Students from institutions including IIT Delhi, IIT Kanpur, IIT Kharagpur, IIT Hyderabad, IIT BHU, IIT Roorkee, NIT Warangal, MNNIT Allahabad, RV College of Engineering, VNIT Nagpur and Punjab Engineering College are among those impacted. Several offers for both full-time roles and summer internships have been withdrawn.

More than 50-70 students across premier campuses alone have been affected, though the total number may be higher when smaller colleges are included. 

The development follows Oracle’s global restructuring exercise earlier this year, during which the company cut between 20,000 and 30,000 jobs worldwide.

A final-year student from a RV College of Engineering in Karnataka, who had secured a cloud engineering role through campus placements, said the reversal came after months of waiting.

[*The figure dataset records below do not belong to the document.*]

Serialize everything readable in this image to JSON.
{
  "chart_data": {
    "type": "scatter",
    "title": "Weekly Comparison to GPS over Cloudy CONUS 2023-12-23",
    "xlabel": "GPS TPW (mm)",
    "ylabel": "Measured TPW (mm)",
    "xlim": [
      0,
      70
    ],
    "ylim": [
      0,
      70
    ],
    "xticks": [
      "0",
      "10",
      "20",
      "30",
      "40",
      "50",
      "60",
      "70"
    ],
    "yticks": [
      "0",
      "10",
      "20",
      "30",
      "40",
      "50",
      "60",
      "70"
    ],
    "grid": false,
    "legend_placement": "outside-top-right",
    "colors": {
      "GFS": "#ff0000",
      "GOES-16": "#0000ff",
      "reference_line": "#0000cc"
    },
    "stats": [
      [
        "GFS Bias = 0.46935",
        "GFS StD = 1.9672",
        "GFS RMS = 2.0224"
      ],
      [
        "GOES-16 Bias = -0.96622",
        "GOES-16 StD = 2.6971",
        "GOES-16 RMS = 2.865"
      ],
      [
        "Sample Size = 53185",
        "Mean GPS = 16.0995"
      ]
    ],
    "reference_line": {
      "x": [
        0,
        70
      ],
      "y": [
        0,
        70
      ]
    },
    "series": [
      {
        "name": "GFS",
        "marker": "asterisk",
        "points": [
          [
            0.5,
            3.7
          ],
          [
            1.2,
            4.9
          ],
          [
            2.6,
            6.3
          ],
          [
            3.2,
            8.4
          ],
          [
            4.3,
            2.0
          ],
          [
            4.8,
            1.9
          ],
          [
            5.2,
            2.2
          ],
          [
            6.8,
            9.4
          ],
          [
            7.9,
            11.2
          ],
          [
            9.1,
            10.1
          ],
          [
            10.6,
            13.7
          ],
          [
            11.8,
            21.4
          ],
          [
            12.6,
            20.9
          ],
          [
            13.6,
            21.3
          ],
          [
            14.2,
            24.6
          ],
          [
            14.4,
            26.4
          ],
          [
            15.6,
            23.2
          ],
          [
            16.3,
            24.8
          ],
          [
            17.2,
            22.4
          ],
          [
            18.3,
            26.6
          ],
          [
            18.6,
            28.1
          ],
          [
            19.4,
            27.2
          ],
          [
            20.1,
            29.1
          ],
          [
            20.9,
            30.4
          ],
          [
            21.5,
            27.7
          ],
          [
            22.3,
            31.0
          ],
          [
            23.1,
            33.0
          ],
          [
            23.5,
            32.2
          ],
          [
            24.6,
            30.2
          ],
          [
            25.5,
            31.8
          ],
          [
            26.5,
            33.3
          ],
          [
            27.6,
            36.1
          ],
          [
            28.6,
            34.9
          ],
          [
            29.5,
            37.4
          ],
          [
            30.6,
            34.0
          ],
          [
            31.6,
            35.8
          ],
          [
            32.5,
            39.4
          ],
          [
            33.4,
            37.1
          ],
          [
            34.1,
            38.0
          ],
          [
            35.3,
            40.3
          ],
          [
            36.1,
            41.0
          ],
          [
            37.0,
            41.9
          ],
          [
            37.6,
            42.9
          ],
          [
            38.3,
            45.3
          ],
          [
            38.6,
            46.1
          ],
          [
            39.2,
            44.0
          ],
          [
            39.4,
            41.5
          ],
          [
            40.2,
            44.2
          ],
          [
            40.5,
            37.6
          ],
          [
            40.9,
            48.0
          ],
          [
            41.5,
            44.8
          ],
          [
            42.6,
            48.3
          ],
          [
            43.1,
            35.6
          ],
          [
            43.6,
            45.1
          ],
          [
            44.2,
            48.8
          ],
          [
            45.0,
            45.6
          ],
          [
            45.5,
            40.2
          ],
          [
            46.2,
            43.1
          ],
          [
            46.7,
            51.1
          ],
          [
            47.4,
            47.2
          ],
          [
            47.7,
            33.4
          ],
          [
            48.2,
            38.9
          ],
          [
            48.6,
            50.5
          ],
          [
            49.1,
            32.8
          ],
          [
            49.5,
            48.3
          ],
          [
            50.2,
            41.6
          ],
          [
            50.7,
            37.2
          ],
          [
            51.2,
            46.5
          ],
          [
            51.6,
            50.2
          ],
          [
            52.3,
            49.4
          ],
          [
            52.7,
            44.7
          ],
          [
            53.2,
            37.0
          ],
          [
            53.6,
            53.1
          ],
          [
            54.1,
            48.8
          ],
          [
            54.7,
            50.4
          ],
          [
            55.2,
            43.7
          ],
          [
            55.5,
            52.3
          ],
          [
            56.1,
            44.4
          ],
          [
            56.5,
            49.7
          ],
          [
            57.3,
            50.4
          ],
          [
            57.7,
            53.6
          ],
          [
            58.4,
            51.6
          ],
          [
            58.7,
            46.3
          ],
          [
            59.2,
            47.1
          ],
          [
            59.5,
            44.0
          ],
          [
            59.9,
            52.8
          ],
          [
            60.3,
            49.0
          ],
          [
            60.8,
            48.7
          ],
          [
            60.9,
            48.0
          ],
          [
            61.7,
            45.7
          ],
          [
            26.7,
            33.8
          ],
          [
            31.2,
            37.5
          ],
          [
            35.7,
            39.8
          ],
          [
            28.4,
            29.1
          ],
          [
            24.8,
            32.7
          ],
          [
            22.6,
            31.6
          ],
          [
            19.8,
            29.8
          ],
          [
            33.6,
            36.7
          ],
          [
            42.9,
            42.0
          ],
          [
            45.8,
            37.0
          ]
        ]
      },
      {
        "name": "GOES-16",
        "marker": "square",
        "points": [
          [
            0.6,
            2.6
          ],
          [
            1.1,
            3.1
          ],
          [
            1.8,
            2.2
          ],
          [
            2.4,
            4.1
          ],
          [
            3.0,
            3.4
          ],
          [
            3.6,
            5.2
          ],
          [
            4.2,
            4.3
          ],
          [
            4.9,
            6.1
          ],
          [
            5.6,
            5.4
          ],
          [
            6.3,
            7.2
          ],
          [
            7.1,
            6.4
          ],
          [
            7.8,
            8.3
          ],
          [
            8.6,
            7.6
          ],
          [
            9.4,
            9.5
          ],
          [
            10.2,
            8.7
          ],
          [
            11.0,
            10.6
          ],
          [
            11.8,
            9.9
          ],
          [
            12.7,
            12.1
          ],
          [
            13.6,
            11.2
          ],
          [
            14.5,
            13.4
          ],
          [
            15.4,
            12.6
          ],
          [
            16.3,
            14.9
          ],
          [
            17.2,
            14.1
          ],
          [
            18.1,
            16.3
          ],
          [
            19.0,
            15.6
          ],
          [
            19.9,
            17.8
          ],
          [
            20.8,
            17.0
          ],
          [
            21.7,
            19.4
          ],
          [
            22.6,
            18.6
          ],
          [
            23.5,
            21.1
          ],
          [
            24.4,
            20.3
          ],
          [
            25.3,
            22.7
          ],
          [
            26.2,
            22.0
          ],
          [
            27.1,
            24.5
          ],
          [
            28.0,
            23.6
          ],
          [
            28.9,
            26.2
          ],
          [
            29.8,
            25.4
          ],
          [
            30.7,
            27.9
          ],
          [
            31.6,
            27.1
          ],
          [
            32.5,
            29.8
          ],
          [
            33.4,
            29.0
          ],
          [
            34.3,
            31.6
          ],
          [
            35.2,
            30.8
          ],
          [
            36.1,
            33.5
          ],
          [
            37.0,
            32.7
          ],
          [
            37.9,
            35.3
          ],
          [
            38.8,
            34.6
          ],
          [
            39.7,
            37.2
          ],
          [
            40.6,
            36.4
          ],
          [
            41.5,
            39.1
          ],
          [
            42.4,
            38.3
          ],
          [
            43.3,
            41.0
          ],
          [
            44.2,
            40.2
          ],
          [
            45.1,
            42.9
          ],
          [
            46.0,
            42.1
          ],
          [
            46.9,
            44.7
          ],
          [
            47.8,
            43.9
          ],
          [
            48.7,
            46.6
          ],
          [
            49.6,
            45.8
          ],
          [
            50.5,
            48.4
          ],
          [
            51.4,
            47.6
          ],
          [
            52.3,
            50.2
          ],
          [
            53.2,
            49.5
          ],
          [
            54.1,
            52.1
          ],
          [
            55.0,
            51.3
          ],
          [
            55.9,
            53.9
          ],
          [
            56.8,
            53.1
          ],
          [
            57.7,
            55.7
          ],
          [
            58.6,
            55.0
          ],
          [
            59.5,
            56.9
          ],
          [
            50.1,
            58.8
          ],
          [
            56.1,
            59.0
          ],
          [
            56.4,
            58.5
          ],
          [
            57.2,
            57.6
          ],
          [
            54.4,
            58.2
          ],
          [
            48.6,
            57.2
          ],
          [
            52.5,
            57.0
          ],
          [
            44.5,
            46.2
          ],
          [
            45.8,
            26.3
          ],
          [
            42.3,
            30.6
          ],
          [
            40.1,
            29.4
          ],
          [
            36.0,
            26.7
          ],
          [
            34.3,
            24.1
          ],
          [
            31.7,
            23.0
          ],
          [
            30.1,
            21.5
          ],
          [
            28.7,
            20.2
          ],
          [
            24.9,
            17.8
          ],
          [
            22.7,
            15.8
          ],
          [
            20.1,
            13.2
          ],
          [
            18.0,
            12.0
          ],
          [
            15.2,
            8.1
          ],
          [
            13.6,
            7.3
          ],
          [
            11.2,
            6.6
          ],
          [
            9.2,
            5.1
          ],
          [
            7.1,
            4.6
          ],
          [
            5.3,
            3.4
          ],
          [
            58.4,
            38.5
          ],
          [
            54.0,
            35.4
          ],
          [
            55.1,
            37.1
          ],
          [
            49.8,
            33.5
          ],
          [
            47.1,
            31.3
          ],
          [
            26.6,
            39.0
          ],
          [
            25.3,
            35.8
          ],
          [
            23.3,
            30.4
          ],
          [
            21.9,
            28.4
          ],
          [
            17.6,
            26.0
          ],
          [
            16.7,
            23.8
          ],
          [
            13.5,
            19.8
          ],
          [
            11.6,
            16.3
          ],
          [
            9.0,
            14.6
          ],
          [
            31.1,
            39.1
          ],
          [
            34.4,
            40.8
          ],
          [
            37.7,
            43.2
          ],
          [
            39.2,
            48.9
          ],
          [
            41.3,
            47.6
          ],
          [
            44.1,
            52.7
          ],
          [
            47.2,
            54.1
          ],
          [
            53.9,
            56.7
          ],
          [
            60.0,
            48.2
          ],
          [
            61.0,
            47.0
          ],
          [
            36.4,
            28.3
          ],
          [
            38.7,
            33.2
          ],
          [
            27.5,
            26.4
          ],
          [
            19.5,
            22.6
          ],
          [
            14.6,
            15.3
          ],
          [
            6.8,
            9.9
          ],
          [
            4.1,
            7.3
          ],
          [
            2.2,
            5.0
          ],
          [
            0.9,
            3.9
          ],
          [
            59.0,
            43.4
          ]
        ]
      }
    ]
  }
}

“We stopped sitting for other companies because the offer looked stable. Then suddenly we got mails saying hiring plans had changed. The worst part is not rejection. It is the timing, now we have to do the process again when fewer companies are hiring.”

Several placement coordinators and students have also raised concerns about the “one student, one job” policy followed by many engineering campuses. Under the rule, students who secure an offer from a major recruiter are often blocked from further placement rounds. That has left some candidates without alternatives after Oracle’s withdrawal. 

Oracle has not yet issued a detailed public statement addressing the campus offer cancellations as of May 15.

The incident has added to wider anxiety around fresher hiring in India’s technology sector. Over the past year, large technology firms have slowed campus recruitment, reduced intake sizes and shifted towards specialised hiring linked to AI, cloud infrastructure and automation.